When a new musical environment takes you out of your comfort zone
By Jon Liebman
Week of December 2, 2019
There’s a comfortable camaraderie that comes from playing with a familiar group of musicians, in a band that has gelled over the years, with everyone knowing what they can expect the others to do, before they even do it. Geddy Lee in Rush, and Gary Peacock with Keith Jarrett and Jack DeJohnette are but a couple examples that immediately come to mind.
But what if you’re in a situation where you’re called upon to play bass with new or unfamiliar players, maybe even strangers you’ve never even met? In some ways it feels the same, yet in other ways it feels different, even a bit awkward. How should you react?
The topic comes to mind from a conversation I had with longtime Chicago band bassist Jason Scheff, in an interview published this week on For Bass Players Only. When I spoke to Jason, he was knee-deep in a tour dubbed It Was 50 Years Ago Today, a Beatles White Album tribute show, featuring Todd Rundgren, Christopher Cross, Mickey Dolenz, and Badfinger guitarist Joey Molland.

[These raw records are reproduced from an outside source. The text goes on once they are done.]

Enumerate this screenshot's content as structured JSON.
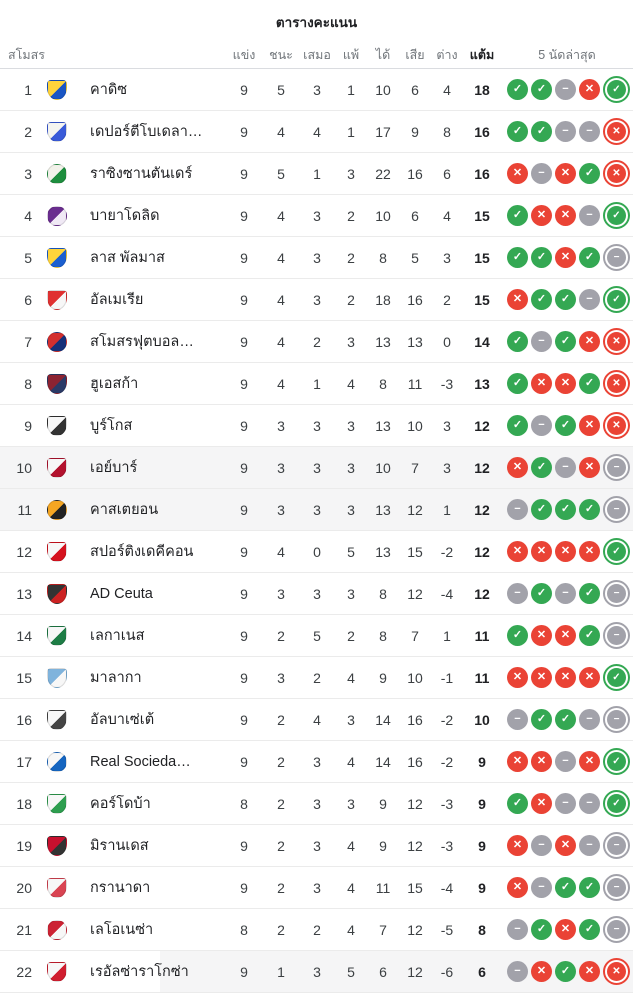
{
  "title": "ตารางคะแนน",
  "columns": {
    "club": "สโมสร",
    "played": "แข่ง",
    "won": "ชนะ",
    "drawn": "เสมอ",
    "lost": "แพ้",
    "gf": "ได้",
    "ga": "เสีย",
    "gd": "ต่าง",
    "pts": "แต้ม",
    "form": "5 นัดล่าสุด"
  },
  "colors": {
    "win": "#34a853",
    "draw": "#a2a2aa",
    "loss": "#ea4335",
    "row_highlight": "#f5f5f6"
  },
  "form_glyphs": {
    "w": "✓",
    "d": "−",
    "l": "✕"
  },
  "rows": [
    {
      "rank": "1",
      "name": "คาดิซ",
      "crest": {
        "shape": "shield",
        "c1": "#ffd43b",
        "c2": "#1a56c4"
      },
      "played": "9",
      "won": "5",
      "drawn": "3",
      "lost": "1",
      "gf": "10",
      "ga": "6",
      "gd": "4",
      "pts": "18",
      "form": [
        "w",
        "w",
        "d",
        "l",
        "w"
      ],
      "highlight": "none"
    },
    {
      "rank": "2",
      "name": "เดปอร์ตีโบเดลา…",
      "crest": {
        "shape": "shield",
        "c1": "#f5f5f0",
        "c2": "#3a5bd9"
      },
      "played": "9",
      "won": "4",
      "drawn": "4",
      "lost": "1",
      "gf": "17",
      "ga": "9",
      "gd": "8",
      "pts": "16",
      "form": [
        "w",
        "w",
        "d",
        "d",
        "l"
      ],
      "highlight": "none"
    },
    {
      "rank": "3",
      "name": "ราซิงซานตันเดร์",
      "crest": {
        "shape": "circle",
        "c1": "#f2f2ea",
        "c2": "#1e8e3e"
      },
      "played": "9",
      "won": "5",
      "drawn": "1",
      "lost": "3",
      "gf": "22",
      "ga": "16",
      "gd": "6",
      "pts": "16",
      "form": [
        "l",
        "d",
        "l",
        "w",
        "l"
      ],
      "highlight": "none"
    },
    {
      "rank": "4",
      "name": "บายาโดลิด",
      "crest": {
        "shape": "circle",
        "c1": "#6a2d8f",
        "c2": "#f0e9f5"
      },
      "played": "9",
      "won": "4",
      "drawn": "3",
      "lost": "2",
      "gf": "10",
      "ga": "6",
      "gd": "4",
      "pts": "15",
      "form": [
        "w",
        "l",
        "l",
        "d",
        "w"
      ],
      "highlight": "none"
    },
    {
      "rank": "5",
      "name": "ลาส พัลมาส",
      "crest": {
        "shape": "shield",
        "c1": "#ffd43b",
        "c2": "#1b5fd0"
      },
      "played": "9",
      "won": "4",
      "drawn": "3",
      "lost": "2",
      "gf": "8",
      "ga": "5",
      "gd": "3",
      "pts": "15",
      "form": [
        "w",
        "w",
        "l",
        "w",
        "d"
      ],
      "highlight": "none"
    },
    {
      "rank": "6",
      "name": "อัลเมเรีย",
      "crest": {
        "shape": "shield",
        "c1": "#e03131",
        "c2": "#f7f7f7"
      },
      "played": "9",
      "won": "4",
      "drawn": "3",
      "lost": "2",
      "gf": "18",
      "ga": "16",
      "gd": "2",
      "pts": "15",
      "form": [
        "l",
        "w",
        "w",
        "d",
        "w"
      ],
      "highlight": "none"
    },
    {
      "rank": "7",
      "name": "สโมสรฟุตบอล…",
      "crest": {
        "shape": "circle",
        "c1": "#d32f2f",
        "c2": "#16307a"
      },
      "played": "9",
      "won": "4",
      "drawn": "2",
      "lost": "3",
      "gf": "13",
      "ga": "13",
      "gd": "0",
      "pts": "14",
      "form": [
        "w",
        "d",
        "w",
        "l",
        "l"
      ],
      "highlight": "none"
    },
    {
      "rank": "8",
      "name": "ฮูเอสก้า",
      "crest": {
        "shape": "shield",
        "c1": "#8c2332",
        "c2": "#2b3a67"
      },
      "played": "9",
      "won": "4",
      "drawn": "1",
      "lost": "4",
      "gf": "8",
      "ga": "11",
      "gd": "-3",
      "pts": "13",
      "form": [
        "w",
        "l",
        "l",
        "w",
        "l"
      ],
      "highlight": "none"
    },
    {
      "rank": "9",
      "name": "บูร์โกส",
      "crest": {
        "shape": "shield",
        "c1": "#f7f7f7",
        "c2": "#333333"
      },
      "played": "9",
      "won": "3",
      "drawn": "3",
      "lost": "3",
      "gf": "13",
      "ga": "10",
      "gd": "3",
      "pts": "12",
      "form": [
        "w",
        "d",
        "w",
        "l",
        "l"
      ],
      "highlight": "none"
    },
    {
      "rank": "10",
      "name": "เอย์บาร์",
      "crest": {
        "shape": "shield",
        "c1": "#f7f7f7",
        "c2": "#b3122e"
      },
      "played": "9",
      "won": "3",
      "drawn": "3",
      "lost": "3",
      "gf": "10",
      "ga": "7",
      "gd": "3",
      "pts": "12",
      "form": [
        "l",
        "w",
        "d",
        "l",
        "d"
      ],
      "highlight": "full"
    },
    {
      "rank": "11",
      "name": "คาสเตยอน",
      "crest": {
        "shape": "circle",
        "c1": "#f5a623",
        "c2": "#222222"
      },
      "played": "9",
      "won": "3",
      "drawn": "3",
      "lost": "3",
      "gf": "13",
      "ga": "12",
      "gd": "1",
      "pts": "12",
      "form": [
        "d",
        "w",
        "w",
        "w",
        "d"
      ],
      "highlight": "full"
    },
    {
      "rank": "12",
      "name": "สปอร์ติงเดคีคอน",
      "crest": {
        "shape": "shield",
        "c1": "#f7f7f7",
        "c2": "#d5121e"
      },
      "played": "9",
      "won": "4",
      "drawn": "0",
      "lost": "5",
      "gf": "13",
      "ga": "15",
      "gd": "-2",
      "pts": "12",
      "form": [
        "l",
        "l",
        "l",
        "l",
        "w"
      ],
      "highlight": "none"
    },
    {
      "rank": "13",
      "name": "AD Ceuta",
      "crest": {
        "shape": "shield",
        "c1": "#333333",
        "c2": "#cc2222"
      },
      "played": "9",
      "won": "3",
      "drawn": "3",
      "lost": "3",
      "gf": "8",
      "ga": "12",
      "gd": "-4",
      "pts": "12",
      "form": [
        "d",
        "w",
        "d",
        "w",
        "d"
      ],
      "highlight": "none"
    },
    {
      "rank": "14",
      "name": "เลกาเนส",
      "crest": {
        "shape": "shield",
        "c1": "#f7f7f7",
        "c2": "#1e7d46"
      },
      "played": "9",
      "won": "2",
      "drawn": "5",
      "lost": "2",
      "gf": "8",
      "ga": "7",
      "gd": "1",
      "pts": "11",
      "form": [
        "w",
        "l",
        "l",
        "w",
        "d"
      ],
      "highlight": "none"
    },
    {
      "rank": "15",
      "name": "มาลากา",
      "crest": {
        "shape": "shield",
        "c1": "#7fb3dc",
        "c2": "#f7f7f7"
      },
      "played": "9",
      "won": "3",
      "drawn": "2",
      "lost": "4",
      "gf": "9",
      "ga": "10",
      "gd": "-1",
      "pts": "11",
      "form": [
        "l",
        "l",
        "l",
        "l",
        "w"
      ],
      "highlight": "none"
    },
    {
      "rank": "16",
      "name": "อัลบาเซ่เต้",
      "crest": {
        "shape": "shield",
        "c1": "#f7f7f7",
        "c2": "#444444"
      },
      "played": "9",
      "won": "2",
      "drawn": "4",
      "lost": "3",
      "gf": "14",
      "ga": "16",
      "gd": "-2",
      "pts": "10",
      "form": [
        "d",
        "w",
        "w",
        "d",
        "d"
      ],
      "highlight": "none"
    },
    {
      "rank": "17",
      "name": "Real Socieda…",
      "crest": {
        "shape": "circle",
        "c1": "#f7f7f7",
        "c2": "#1565c0"
      },
      "played": "9",
      "won": "2",
      "drawn": "3",
      "lost": "4",
      "gf": "14",
      "ga": "16",
      "gd": "-2",
      "pts": "9",
      "form": [
        "l",
        "l",
        "d",
        "l",
        "w"
      ],
      "highlight": "none"
    },
    {
      "rank": "18",
      "name": "คอร์โดบ้า",
      "crest": {
        "shape": "shield",
        "c1": "#f7f7f7",
        "c2": "#2e9e4f"
      },
      "played": "8",
      "won": "2",
      "drawn": "3",
      "lost": "3",
      "gf": "9",
      "ga": "12",
      "gd": "-3",
      "pts": "9",
      "form": [
        "w",
        "l",
        "d",
        "d",
        "w"
      ],
      "highlight": "none"
    },
    {
      "rank": "19",
      "name": "มิรานเดส",
      "crest": {
        "shape": "shield",
        "c1": "#c8102e",
        "c2": "#333333"
      },
      "played": "9",
      "won": "2",
      "drawn": "3",
      "lost": "4",
      "gf": "9",
      "ga": "12",
      "gd": "-3",
      "pts": "9",
      "form": [
        "l",
        "d",
        "l",
        "d",
        "d"
      ],
      "highlight": "none"
    },
    {
      "rank": "20",
      "name": "กรานาดา",
      "crest": {
        "shape": "shield",
        "c1": "#f7f7f7",
        "c2": "#d94452"
      },
      "played": "9",
      "won": "2",
      "drawn": "3",
      "lost": "4",
      "gf": "11",
      "ga": "15",
      "gd": "-4",
      "pts": "9",
      "form": [
        "l",
        "d",
        "w",
        "w",
        "d"
      ],
      "highlight": "none"
    },
    {
      "rank": "21",
      "name": "เลโอเนซ่า",
      "crest": {
        "shape": "circle",
        "c1": "#cc2233",
        "c2": "#f7f7f7"
      },
      "played": "8",
      "won": "2",
      "drawn": "2",
      "lost": "4",
      "gf": "7",
      "ga": "12",
      "gd": "-5",
      "pts": "8",
      "form": [
        "d",
        "w",
        "l",
        "w",
        "d"
      ],
      "highlight": "none"
    },
    {
      "rank": "22",
      "name": "เรอัลซ่าราโกซ่า",
      "crest": {
        "shape": "shield",
        "c1": "#f7f7f7",
        "c2": "#d01e2f"
      },
      "played": "9",
      "won": "1",
      "drawn": "3",
      "lost": "5",
      "gf": "6",
      "ga": "12",
      "gd": "-6",
      "pts": "6",
      "form": [
        "d",
        "l",
        "w",
        "l",
        "l"
      ],
      "highlight": "partial"
    }
  ]
}
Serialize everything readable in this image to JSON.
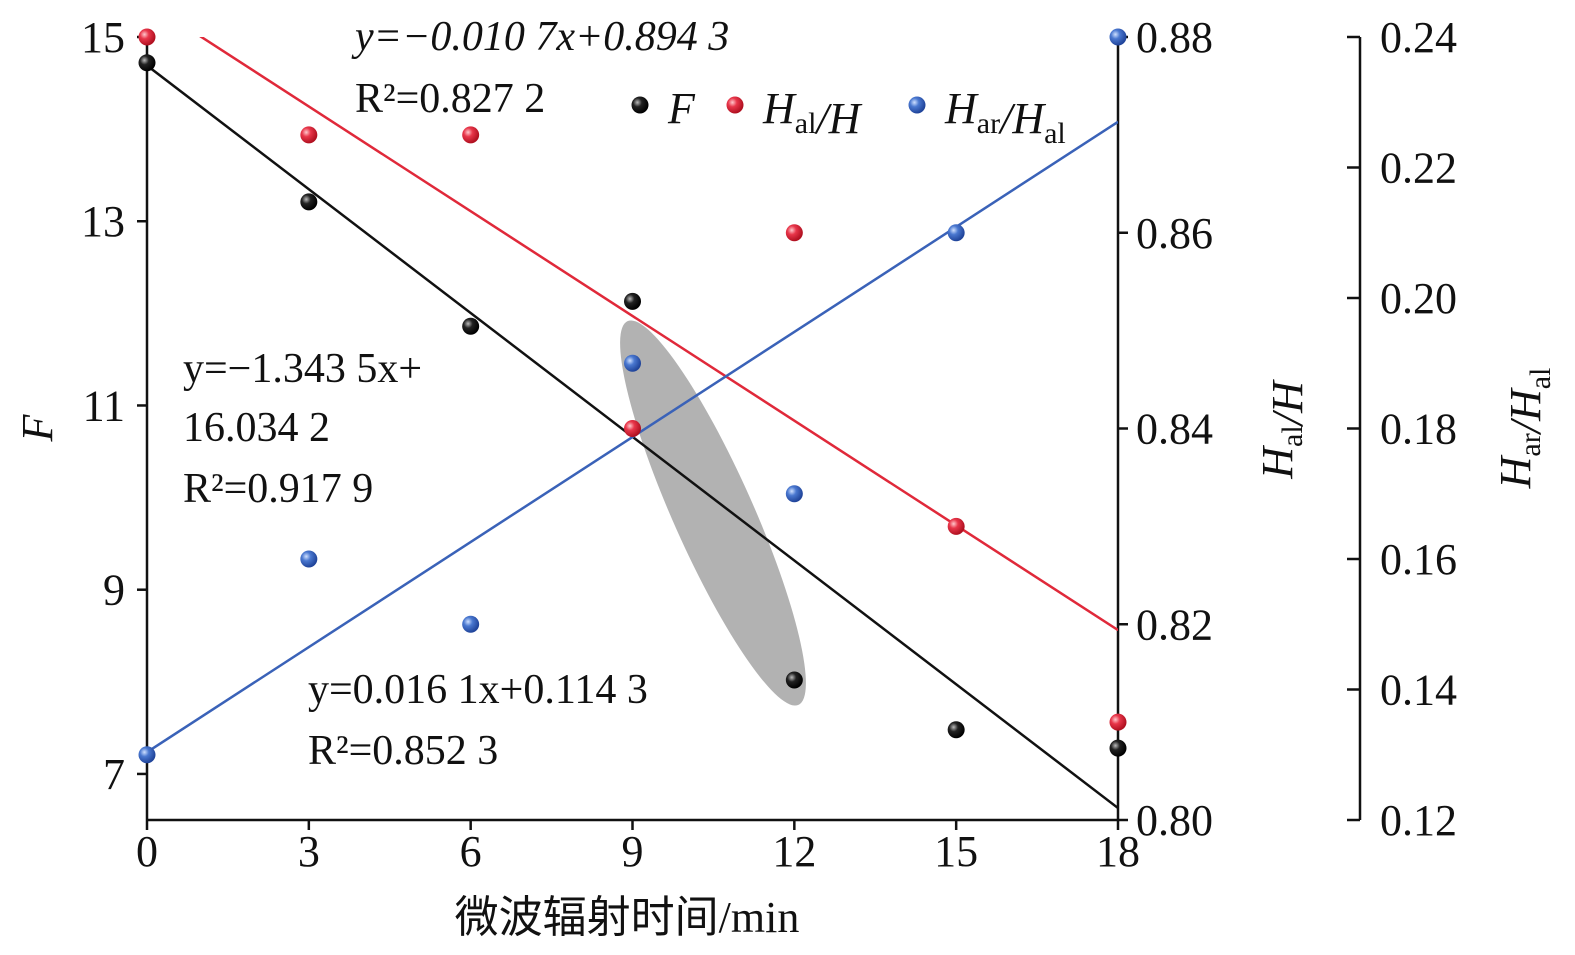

I wonder how this lineup was chosen. Was it because they’re all established, seasoned performers, surely capable of doing justice to the Beatles’ music? Or was it a “strategically assembled” band, with each member chosen for his star power and commercial potential?
Or does it even matter?
I guess the reason isn’t important, as long as they get the job done. I have no reservations about any of their qualifications, but it does serve as a reminder of focusing on what’s truly important, which is the music. As bass players, we need to lay down the groove and make the music feel good, giving each song just what it needs. When playing with unfamiliar bandmates or strangers, we still need to concentrate on doing what we’re hired to do, even though we may feel a heightened sense of alertness and a different kind of awareness, ready for whatever they might throw at us.
If you find yourself amongst a group of unknown players, the best thing you can do is approach the situation the same way you would any other professional music environment. Do your job, lay down the best groove you can, lock in with the drummer and give the music whatever it needs. You might even have fun with it. And who knows what kind of bonds might ensue as a result, converting strangers into friends?